Photographers
My little jaunts through the BLS job banks are continually throwing up surprises. Who would have thought that there were 129,000 professional photographers in the US? It’s one of those numbers that makes me sit back and think ‘Whoa!’. Then reality kicks back in and I begin to add together all those wedding guys, the portrait ones, the industrial, commercial and the photojournalists and it makes sense again.
Anyway, I think we all know what a photographer actually does so what about the training? To get into the more desirable jobs it is now pretty much necessary to have a college degree in the subject. Such college degrees in photography are offered at many universities, also at junior colleges, vocational schools and so on. It’s also training offered by the military: good experience there is very useful indeed in getting a job as a photojournalist, most especially covering a war (which, amazingly, is what Al Gore’s army service was).
Now, what do we think would be the brain type best suited to this job? From our EQSQ personality tests, would we think that a male or female brain type would be best? Something a little difficult actually, as the subject itself is intensely technical. Not just working out the light and settings: although digital cameras now mean that photographers don’t do their own developing, that’s been replaced by all the time they spend using photoshop. So that’s definite systemizing skills needed.
But there’s also something without which no one can be a decent photographer. What’s known as ‘the eye’. An instinctive knowledge about how to compose the image, the one micro-second when everything is just right. That to me sounds very much like an empathic skill. You can have all the technical knowledge in the world, all the systemizing skills themselves, but if you don’t have that eye you’re not going to make it professionally.
So I think we’d have to say that those with the balanced brain type would be best at being photographers, don’t you?
November 24th, 2006 at 11:34 pm
Huh! I didn’t know that the military trained photojournalists! Although, now that I think about it, Dr. Seuss, for example, was hired back in the day by the military to write documentaries. Similar sort of deal.

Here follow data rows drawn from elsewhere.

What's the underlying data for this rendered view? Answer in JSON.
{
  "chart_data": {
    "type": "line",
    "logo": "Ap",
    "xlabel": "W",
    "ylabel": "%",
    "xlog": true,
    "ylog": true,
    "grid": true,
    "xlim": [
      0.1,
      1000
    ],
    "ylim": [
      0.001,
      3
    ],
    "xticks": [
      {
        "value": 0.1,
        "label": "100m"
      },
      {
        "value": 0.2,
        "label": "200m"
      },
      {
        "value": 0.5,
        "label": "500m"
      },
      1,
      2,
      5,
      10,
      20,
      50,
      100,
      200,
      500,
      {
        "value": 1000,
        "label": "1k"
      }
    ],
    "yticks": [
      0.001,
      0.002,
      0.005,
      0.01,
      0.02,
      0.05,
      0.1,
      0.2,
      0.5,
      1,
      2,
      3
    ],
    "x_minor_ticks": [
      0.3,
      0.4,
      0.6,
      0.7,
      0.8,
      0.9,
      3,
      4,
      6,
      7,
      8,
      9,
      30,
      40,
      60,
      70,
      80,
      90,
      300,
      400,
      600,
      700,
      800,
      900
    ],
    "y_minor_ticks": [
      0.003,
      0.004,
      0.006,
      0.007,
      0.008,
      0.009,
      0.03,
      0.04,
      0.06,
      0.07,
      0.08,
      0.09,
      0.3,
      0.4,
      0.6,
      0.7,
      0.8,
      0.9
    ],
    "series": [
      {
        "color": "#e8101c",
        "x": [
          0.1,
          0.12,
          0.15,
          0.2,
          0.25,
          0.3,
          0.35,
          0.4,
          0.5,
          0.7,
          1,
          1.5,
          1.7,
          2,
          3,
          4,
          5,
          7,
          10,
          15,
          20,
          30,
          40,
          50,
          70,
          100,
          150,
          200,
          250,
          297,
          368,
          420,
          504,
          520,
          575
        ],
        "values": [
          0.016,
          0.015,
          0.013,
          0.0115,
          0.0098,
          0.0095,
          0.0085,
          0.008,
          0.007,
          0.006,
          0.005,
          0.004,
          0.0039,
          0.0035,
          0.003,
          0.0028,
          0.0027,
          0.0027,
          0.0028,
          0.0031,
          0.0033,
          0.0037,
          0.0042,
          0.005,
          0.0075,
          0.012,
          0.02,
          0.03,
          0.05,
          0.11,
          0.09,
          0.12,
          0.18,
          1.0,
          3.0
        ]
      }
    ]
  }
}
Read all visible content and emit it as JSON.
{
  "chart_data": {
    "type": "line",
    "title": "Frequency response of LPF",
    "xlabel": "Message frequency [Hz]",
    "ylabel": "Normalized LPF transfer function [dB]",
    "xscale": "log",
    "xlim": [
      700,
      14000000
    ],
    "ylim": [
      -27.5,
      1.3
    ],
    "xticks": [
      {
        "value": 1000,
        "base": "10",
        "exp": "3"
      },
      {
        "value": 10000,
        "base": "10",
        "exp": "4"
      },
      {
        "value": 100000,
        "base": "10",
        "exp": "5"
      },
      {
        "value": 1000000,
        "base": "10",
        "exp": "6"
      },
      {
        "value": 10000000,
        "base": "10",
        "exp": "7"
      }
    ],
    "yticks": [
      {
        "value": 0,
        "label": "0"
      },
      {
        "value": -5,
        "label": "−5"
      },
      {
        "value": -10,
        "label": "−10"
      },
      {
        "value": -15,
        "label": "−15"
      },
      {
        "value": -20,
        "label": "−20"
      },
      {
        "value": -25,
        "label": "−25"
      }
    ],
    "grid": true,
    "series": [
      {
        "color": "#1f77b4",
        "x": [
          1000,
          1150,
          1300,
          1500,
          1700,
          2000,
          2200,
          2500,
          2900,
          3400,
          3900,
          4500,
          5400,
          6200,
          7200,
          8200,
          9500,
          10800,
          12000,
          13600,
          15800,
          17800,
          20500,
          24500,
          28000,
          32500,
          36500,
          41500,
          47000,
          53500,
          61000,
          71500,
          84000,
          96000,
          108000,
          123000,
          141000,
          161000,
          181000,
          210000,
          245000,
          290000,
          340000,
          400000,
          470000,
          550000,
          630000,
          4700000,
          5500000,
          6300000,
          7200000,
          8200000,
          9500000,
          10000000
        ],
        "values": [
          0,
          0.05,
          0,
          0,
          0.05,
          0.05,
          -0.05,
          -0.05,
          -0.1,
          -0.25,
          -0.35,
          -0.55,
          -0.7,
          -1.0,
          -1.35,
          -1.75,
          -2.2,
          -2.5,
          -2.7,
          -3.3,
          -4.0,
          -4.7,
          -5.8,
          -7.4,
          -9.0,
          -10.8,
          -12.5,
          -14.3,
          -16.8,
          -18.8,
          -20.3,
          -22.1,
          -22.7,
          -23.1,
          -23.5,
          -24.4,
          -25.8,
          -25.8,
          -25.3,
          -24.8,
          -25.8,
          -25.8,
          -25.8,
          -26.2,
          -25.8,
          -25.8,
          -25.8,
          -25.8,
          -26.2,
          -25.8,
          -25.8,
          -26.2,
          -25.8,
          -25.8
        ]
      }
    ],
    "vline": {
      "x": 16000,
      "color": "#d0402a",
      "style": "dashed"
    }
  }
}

I’m still left wondering: Do the military trained photojournalists tend to publish in the regular press? How does that influence the way in which war or any government activity is portrayed and therefore understood in the national consciousness? Is a military trained photojournalist in many ways producing propaganda? (Dr. Seuss certainly ’twas.)
Well, I dug around a bit to find some answers to these questions. I came across an interview with a photojournalist who has military training in the U.S. Navy. I didn’t find any answer to my questions. But I did read some interesting advice for young photojournalists. Like they should learn traditional and digital technology to give editors a choice between the two. And consider sleep optional. The guy interviewed makes the job sound like a meaningful and challenging adventure.
November 26th, 2006 at 3:46 am
And for those poor souls photographing the little visitors in Sears and JCPenney’s in malls across the country, a high degree of empathy (and patience and some extra sanity stuffed beneath the mattress) is required.
News photography would be rewarding, I imagine, and require a great deal of empathy. How else could one create such a work as this:
http://www.pulitzer.org/year/2005/breaking-news-photography/works/warzone05.html
This photo, of a mother grieving over her young son’s body, is in a category far removed from clicking away at a shiny-shoed, ribbon-haired little one with mom in the background clapping and playing peek-a-boo for the sake of one smile.
December 1st, 2006 at 6:43 pm
The military very much does train photojournalists. All those newspapers like Army Times use them. Plus all of those, as you say, propaganda shots. The military does sometimes have some intelligence, you know? The same skills are also required in a lot of intelligence gathering work as well….you know, the more traditional form of military intelligence.
I don’t think that military photographers are used by the mainstream newspapers though. A lot of ex-military are (one friend is a war journo) capitalising on the training and experience, but not from serving people.
Lucy, I agree, there are different forms of empathy,m but I can’t imagine a photographer (well, a successful one) who didn’t have at least one type of it. Have a look around for the photos of Henri Cartier Bresson. He seemed to have just the magical touch of being able to release the shutter at that perfect micro-second. Pure empathy that.